Camille X. Morgan aime raconter des histoires. De science-fiction, de fantasy, d’amour ou d’horreur, en romans ou en nouvelles, sur papier ou en numérique, l’important pour lui est de passer des émotions aux lecteurs. Il autoédite deux romans (L’Horloge de la XIIIe Heure et Au Rendez-Vous) et une nouvelle de SF (Virtuelle Amnésie), on le retrouve également sur son blogFacebook ou Twitter.

Aussi loin que je me souvienne, je n’ai jamais mieux dormi que chez ma grand-mère, dans cette vieille maison perdue à la campagne. Le calme, la nostalgie de ces lieux remplis de souvenirs et d’aventures que nous nous inventions chaque été, l’épais matelas et l’édredon qui va avec, ou peut-être est-ce simplement la nuit trop courte…

Je n’étais pas venu depuis des années. Je ne sais plus très bien pourquoi. Et ces derniers temps, avec les études, le budget limité, les activités entre potes, le temps toujours difficile à trouver, ce n’était pas simple. Et puis, j’avais cette impression, cette croyance naïve, que Mamie serait toujours là, comme le monolithe qu’elle semblait être, bloc de tendresse et d’amour, toujours prête à accueillir les enfants turbulents que nous étions, ma sœur et moi.

Avec les retards du train, je suis arrivé au milieu de la nuit. Dès que j’ai passé la porte, j’ai ressenti le vide de son absence. Parce que, même si tard, elle m’aurait attendu.

Ma sœur devrait déjà être là. Aux dernières nouvelles, elle avait prévu d’arriver hier par le train, mais, comme au fin fond de cette campagne, c’est encore une zone blanche, difficile de savoir si elle est bien là ou si elle aussi a du retard. Trop crevé après un long voyage et les cinq kilomètres de marche pour venir de la gare jusqu’ici, j’ai préféré me coucher de suite sans prendre la peine de vérifier. Mes parents viennent en voiture. Ils ne devraient pas tarder. L’enterrement a lieu cet après-midi. Ensuite, il va falloir faire les cartons, gérer la paperasse. Vider une maison habitée pendant plus de soixante ans, ce n’est jamais simple, trop de souvenirs.

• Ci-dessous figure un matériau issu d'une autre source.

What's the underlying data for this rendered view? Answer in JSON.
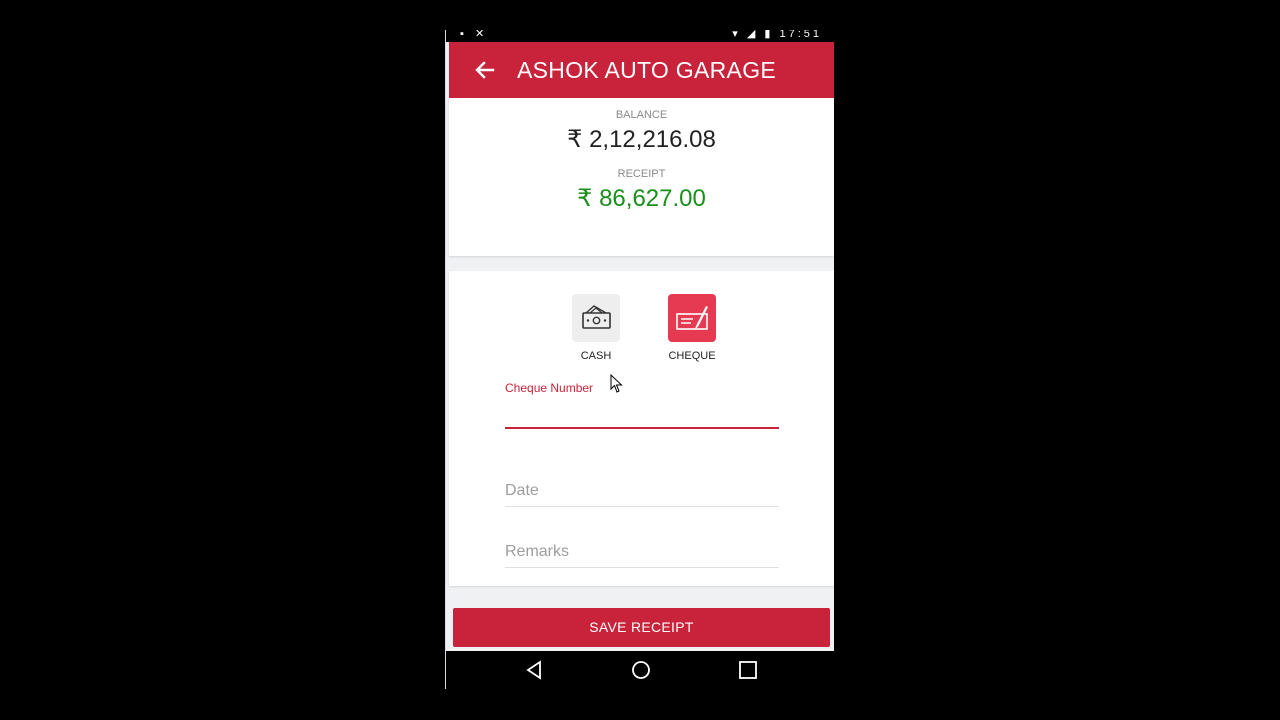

Christelle va être de mauvaise humeur si je la réveille pour petit-déjeuner, elle est toujours grognon dans ces cas-là. J’ai faim et je n’ai pas envie de l’attendre. Surtout que je ne sais même pas si elle est vraiment là.

Je suis obligé de fouiller dans les placards pour trouver café, sucre et bol — pas de mug, ici —, trop habitué à ce que mamie prépare la table avant même que nous soyons levés. Au fond des placards, les fruits confits dans les vieux bocaux me font penser à des yeux étranges. Je ne suis pas encore bien réveillé.

Touillant mon bol, je me balade, accompagné par ces grattements dans les murs. J’avais oublié les bruits de cette vieille maison. Je regarde les centaines de statuettes qui remplissent la maison. Mamie les fabriquait elle-même, avec des brindilles, des feuilles mortes, des bouchons de liège, des capsules, tout ce qu’elle trouvait… Certaines de ces sculptures sont tellement fines et détaillées qu’on les croirait vivantes. Quand j’étais gamin, elles me faisaient peur. Je crois même en avoir fait des cauchemars. Mamie les surnommait ses enfants. La poussière qu’elle chassait assidûment n’a pas eu le temps de venir déposer son voile.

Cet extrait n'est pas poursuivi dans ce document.